12.8.10

JON SECADA, “OTRO DÍA MÁS SIN VERTE”

4th July, 1992


The beat drops, a beat coiled and springy like new jack swing, cool and dusty like trip-hop, and we have arrived. This is Modern Music (mk. 1992), as up-to-the-minute and of-its-time as music ever is, and we have entered a new phase in our journey, almost audibly leveling up (as they say in gaming) into a world where the rules of combat and cheat codes are slightly different even if the basic contour maps remain the same.

And another entry in my increasingly-specific list of firsts is born: this song marks the first time I knew and liked a song on this list at the time, and listened to the radio specifically for it, and knew the words and sometimes sang along if I was sure no one was around to hear. I lived in Guatemala, but it was the English-language version I knew best; though I knew "Otro Día Más" well enough to run the two side-by-side in my head and compare the translation. Secada's bilingual songs, by the way, were as precisely accurate in translation as I've ever seen; unlike Gloria Estefan, he stayed on-message regardless of language.

And here also is where I run up against one of the first barriers of memory and experience between myself and my possible? potential? anyone-out-there? readers. Because I know "Just Another Day (Without You)"/"Otro Día Más Sin Verte" as one of the big, all-encompassing, signature hits of the early 1990s; maybe not quite in the league of "Everything I Do (I Do It For You)" or "Losing My Religion," but also not far behind. But I have no idea whether English-language listeners, whether they were there for the early 90s or not, have similar associations with the song. Was Secada confined to the Latin Pop ghetto, or did he cross over? Was he stuck in adult-contemporary purgatory, or did people dance when they heard him? There's only so much that Wikipedia can tell you.

I don't know. But in the context of this list, this travelogue as I've been calling it with rueful hyperbole, it's a sea change. Secada most definitely does not sound like Luis Miguel or Julio Iglesias or Juan Gabriel, the three biggest male stars we've had up to this point — he sounds not Spanish or Mexican, but American, which is to say black. (Well, he sounds Cuban, which is what his parents were; but if you know your ethnographic history, that's just another way of saying black.) The laid-back club beat, the soulful, extemporaneous voice which rides it comfortably, the way he sings in the back of his throat like an r&b singer instead of clear and from his chest like a ballad crooner — after the last sixty entries, it's like hearing Sam Cooke when all your life you've known nothing but Perry Como.

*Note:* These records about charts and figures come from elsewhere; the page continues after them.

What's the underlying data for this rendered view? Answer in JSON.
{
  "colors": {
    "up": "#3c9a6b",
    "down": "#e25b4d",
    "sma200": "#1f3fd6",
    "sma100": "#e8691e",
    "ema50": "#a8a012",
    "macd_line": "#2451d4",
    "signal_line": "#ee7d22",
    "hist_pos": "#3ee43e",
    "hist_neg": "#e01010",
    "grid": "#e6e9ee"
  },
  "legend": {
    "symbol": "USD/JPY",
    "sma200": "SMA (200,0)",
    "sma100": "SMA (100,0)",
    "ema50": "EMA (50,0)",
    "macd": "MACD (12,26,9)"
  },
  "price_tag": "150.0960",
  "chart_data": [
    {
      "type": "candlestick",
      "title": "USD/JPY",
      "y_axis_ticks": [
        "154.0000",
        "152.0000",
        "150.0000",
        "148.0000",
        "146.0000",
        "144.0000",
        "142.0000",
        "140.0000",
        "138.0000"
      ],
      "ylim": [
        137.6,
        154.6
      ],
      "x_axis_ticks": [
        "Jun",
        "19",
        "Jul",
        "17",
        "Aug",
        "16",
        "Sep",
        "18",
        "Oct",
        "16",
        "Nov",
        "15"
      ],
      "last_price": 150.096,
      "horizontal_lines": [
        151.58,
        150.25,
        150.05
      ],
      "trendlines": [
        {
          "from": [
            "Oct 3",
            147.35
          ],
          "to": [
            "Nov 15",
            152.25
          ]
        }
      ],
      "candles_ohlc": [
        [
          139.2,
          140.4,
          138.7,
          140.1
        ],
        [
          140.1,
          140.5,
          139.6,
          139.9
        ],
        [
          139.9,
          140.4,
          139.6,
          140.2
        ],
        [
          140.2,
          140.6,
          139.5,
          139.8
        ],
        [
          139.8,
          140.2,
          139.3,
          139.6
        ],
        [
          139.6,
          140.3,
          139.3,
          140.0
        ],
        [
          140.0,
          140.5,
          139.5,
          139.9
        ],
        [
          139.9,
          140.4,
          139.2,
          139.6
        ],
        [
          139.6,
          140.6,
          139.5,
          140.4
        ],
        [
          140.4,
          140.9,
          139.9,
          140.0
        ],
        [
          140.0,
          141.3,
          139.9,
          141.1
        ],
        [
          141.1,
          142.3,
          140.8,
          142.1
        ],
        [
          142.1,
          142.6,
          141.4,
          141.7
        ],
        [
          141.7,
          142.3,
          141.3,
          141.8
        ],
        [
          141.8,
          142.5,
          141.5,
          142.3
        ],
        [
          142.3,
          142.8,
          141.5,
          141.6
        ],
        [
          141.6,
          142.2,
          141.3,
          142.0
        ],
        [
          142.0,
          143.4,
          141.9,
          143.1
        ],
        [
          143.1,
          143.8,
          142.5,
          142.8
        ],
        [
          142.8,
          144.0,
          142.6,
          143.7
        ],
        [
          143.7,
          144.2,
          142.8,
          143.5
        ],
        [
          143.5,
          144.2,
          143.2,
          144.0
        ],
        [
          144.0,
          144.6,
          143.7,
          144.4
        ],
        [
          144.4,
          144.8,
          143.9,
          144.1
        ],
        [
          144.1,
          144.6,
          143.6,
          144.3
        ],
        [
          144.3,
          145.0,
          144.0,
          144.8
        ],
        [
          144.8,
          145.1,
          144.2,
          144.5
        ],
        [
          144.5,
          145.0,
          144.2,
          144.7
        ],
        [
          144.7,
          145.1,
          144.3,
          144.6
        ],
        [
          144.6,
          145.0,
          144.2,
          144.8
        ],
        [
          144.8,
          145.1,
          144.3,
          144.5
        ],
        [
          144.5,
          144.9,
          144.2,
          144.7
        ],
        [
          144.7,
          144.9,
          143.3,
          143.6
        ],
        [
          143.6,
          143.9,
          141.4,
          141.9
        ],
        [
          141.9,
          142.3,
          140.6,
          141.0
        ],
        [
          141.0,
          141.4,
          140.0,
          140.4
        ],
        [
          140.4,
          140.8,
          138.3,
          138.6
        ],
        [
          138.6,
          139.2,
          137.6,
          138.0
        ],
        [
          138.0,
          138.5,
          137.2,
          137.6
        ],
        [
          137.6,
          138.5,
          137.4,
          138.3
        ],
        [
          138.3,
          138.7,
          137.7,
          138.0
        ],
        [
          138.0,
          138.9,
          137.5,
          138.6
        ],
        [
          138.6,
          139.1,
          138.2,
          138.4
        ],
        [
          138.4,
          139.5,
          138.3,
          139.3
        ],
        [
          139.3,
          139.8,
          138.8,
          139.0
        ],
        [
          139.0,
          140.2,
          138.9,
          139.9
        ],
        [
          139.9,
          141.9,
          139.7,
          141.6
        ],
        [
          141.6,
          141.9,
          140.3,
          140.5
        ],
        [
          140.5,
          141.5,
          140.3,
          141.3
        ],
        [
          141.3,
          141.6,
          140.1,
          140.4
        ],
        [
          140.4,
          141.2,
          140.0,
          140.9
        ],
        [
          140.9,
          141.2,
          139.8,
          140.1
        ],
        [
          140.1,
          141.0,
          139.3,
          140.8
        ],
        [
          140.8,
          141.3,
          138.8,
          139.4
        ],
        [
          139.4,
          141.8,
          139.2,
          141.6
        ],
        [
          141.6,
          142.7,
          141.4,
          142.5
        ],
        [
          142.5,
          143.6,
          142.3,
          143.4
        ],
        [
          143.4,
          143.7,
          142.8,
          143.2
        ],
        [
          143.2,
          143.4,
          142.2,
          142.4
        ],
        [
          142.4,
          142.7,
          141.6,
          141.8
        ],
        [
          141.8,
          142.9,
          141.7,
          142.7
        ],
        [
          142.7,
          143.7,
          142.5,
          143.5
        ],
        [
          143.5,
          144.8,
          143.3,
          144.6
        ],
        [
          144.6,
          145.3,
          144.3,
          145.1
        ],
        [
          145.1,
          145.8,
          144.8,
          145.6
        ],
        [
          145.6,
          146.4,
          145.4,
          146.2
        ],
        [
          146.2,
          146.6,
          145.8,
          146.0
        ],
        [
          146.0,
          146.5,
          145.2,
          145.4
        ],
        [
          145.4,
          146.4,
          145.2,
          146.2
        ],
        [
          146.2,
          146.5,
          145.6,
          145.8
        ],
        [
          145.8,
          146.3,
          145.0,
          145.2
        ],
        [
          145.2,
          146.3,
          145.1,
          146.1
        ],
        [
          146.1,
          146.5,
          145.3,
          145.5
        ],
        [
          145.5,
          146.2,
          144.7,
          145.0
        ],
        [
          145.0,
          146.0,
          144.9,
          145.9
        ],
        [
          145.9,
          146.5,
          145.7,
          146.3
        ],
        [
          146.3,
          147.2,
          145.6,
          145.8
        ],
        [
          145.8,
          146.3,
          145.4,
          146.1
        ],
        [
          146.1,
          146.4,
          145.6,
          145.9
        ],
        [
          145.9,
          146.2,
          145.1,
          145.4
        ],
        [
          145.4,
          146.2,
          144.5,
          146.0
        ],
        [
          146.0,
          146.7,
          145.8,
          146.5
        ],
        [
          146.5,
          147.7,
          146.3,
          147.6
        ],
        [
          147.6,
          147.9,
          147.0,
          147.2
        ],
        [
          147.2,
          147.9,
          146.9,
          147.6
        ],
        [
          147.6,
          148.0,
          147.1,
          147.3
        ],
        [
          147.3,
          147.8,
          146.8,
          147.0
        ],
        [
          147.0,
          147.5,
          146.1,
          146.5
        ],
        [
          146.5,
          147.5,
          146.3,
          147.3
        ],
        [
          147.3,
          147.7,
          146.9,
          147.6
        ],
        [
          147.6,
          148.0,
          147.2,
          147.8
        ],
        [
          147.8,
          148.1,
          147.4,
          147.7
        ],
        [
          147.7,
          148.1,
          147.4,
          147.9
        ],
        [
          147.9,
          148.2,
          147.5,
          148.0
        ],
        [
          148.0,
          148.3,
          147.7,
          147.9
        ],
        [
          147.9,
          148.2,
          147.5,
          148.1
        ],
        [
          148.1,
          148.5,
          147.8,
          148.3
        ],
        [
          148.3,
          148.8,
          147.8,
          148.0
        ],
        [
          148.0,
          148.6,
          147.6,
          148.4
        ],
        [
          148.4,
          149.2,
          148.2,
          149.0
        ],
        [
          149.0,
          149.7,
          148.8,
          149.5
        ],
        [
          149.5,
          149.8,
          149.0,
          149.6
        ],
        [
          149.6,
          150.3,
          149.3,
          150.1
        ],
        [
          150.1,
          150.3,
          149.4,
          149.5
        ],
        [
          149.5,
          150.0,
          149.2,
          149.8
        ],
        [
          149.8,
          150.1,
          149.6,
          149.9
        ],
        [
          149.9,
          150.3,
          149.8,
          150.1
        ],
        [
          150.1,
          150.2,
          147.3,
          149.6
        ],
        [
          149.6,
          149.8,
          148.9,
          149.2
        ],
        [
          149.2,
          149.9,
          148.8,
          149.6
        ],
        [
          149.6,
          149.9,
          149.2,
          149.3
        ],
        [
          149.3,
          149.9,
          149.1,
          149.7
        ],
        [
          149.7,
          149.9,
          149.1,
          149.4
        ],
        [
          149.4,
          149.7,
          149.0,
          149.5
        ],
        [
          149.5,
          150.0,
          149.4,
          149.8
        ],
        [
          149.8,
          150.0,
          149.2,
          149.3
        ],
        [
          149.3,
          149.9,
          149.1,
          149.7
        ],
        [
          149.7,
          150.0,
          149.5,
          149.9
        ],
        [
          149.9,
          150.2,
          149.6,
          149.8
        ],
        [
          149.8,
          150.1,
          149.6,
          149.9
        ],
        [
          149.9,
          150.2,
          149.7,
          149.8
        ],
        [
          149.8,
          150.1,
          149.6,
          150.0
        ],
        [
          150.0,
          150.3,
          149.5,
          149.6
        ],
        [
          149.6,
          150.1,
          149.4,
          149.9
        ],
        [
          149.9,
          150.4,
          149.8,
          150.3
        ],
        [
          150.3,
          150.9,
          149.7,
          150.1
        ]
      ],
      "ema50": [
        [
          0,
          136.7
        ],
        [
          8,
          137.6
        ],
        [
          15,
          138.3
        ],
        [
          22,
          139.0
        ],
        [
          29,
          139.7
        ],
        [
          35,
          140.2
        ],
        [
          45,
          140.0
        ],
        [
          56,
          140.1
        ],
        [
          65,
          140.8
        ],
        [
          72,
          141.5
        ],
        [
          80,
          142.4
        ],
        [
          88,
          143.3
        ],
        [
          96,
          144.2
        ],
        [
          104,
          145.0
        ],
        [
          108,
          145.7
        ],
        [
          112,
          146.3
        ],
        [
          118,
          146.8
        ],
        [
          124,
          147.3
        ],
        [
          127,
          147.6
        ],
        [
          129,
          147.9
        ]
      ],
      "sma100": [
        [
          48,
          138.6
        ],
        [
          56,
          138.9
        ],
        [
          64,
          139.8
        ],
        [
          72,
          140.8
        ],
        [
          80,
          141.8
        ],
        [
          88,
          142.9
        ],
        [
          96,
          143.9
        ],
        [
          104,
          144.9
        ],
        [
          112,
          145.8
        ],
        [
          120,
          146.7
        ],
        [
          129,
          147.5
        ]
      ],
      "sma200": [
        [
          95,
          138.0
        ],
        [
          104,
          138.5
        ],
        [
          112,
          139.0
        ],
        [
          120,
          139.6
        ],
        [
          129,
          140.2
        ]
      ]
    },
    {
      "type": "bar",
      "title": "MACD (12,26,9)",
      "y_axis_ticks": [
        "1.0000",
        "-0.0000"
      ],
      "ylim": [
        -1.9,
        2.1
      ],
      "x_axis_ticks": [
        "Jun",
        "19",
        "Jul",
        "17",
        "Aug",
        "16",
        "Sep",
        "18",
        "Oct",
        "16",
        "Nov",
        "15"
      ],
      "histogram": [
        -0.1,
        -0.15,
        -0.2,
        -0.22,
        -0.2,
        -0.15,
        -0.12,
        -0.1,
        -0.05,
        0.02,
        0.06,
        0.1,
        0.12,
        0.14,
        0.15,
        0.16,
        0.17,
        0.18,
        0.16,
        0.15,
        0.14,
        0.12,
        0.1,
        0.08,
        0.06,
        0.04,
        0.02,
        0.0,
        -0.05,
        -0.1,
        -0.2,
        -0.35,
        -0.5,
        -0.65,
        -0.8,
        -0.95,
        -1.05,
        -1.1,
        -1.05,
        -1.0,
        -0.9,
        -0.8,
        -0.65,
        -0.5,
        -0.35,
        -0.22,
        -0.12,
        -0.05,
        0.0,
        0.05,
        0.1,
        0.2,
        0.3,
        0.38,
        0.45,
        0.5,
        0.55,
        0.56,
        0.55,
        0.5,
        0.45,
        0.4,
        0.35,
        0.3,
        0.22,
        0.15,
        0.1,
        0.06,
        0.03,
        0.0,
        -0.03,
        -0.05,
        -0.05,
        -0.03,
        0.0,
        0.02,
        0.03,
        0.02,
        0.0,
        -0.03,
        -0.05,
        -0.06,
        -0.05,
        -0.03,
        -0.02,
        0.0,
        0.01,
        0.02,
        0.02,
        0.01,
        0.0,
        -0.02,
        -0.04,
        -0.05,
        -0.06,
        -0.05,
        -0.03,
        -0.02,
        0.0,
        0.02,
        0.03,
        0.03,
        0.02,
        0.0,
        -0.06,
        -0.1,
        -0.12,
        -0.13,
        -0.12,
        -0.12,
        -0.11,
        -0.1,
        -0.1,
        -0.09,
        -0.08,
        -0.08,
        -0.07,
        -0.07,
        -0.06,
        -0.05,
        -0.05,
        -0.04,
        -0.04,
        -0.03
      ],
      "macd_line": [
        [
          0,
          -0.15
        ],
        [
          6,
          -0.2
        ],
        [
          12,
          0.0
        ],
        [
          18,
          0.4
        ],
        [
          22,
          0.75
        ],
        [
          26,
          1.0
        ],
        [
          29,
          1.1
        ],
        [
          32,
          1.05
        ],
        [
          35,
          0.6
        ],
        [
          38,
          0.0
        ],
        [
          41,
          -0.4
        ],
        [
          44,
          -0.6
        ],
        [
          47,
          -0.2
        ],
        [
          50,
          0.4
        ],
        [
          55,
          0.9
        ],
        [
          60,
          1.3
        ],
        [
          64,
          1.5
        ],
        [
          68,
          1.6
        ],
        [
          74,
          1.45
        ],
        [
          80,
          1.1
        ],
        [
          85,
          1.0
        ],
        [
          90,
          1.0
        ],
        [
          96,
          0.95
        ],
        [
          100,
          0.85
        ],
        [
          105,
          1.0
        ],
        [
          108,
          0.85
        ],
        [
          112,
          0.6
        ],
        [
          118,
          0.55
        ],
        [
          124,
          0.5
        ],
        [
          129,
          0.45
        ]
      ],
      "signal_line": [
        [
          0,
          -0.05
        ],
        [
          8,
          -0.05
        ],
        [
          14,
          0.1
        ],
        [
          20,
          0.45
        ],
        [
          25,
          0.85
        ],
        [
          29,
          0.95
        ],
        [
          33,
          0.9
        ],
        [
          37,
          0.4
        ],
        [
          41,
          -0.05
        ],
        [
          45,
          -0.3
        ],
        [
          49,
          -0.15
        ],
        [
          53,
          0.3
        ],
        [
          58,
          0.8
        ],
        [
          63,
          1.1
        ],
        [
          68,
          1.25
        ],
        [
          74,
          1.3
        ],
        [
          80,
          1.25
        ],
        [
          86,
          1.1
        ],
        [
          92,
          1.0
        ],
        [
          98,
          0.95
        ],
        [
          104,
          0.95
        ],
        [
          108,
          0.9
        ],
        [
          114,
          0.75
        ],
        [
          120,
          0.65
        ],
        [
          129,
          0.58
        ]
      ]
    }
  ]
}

I don't want to oversell this; it's obviously still a very conventional adult-contemporary ballad, perhaps not all that different from what Michael Bolton and Bryan Adams and Rod Stewart were peddling around the same time, but the springy beat and the Cuban floridity of expression hold it in good stead. I can't possibly be objective about it, and I don't want to be; it's one of the signature songs of my youth, and even if I haven't heard it for fifteen years I still know its every detail with the intimacy of early love.

1 comment:

  1. This song was big, definitely got hunks of play on VH1; I'll bet a lot of Americans who listened to music at that time will hear it and go "Oh, that one," though probably not remembering the name of the performer. I'd say it has significant elements of the rock power ballad, which was bleeding into adult contemporary. Also, it grabs me all over again, though it didn't make my Pazz & Jop ballot. (Magneto, La Sonora Dinamita, Caifanes, Fobia, and Xuxa did, however [also Laissez Faire and Margie Martinée, if freestyle is relevant to the discussion]; not that I know shit about Latin popular music; just happened to hear more than usual that year through Chuck Eddy and Patty Stirling).

    "If You Go" was the other one of Secada's that I remember having a mainstream American impact, i.e., we reviewed it for Radio On, the fanzine predecessor to The Singles Jukebox.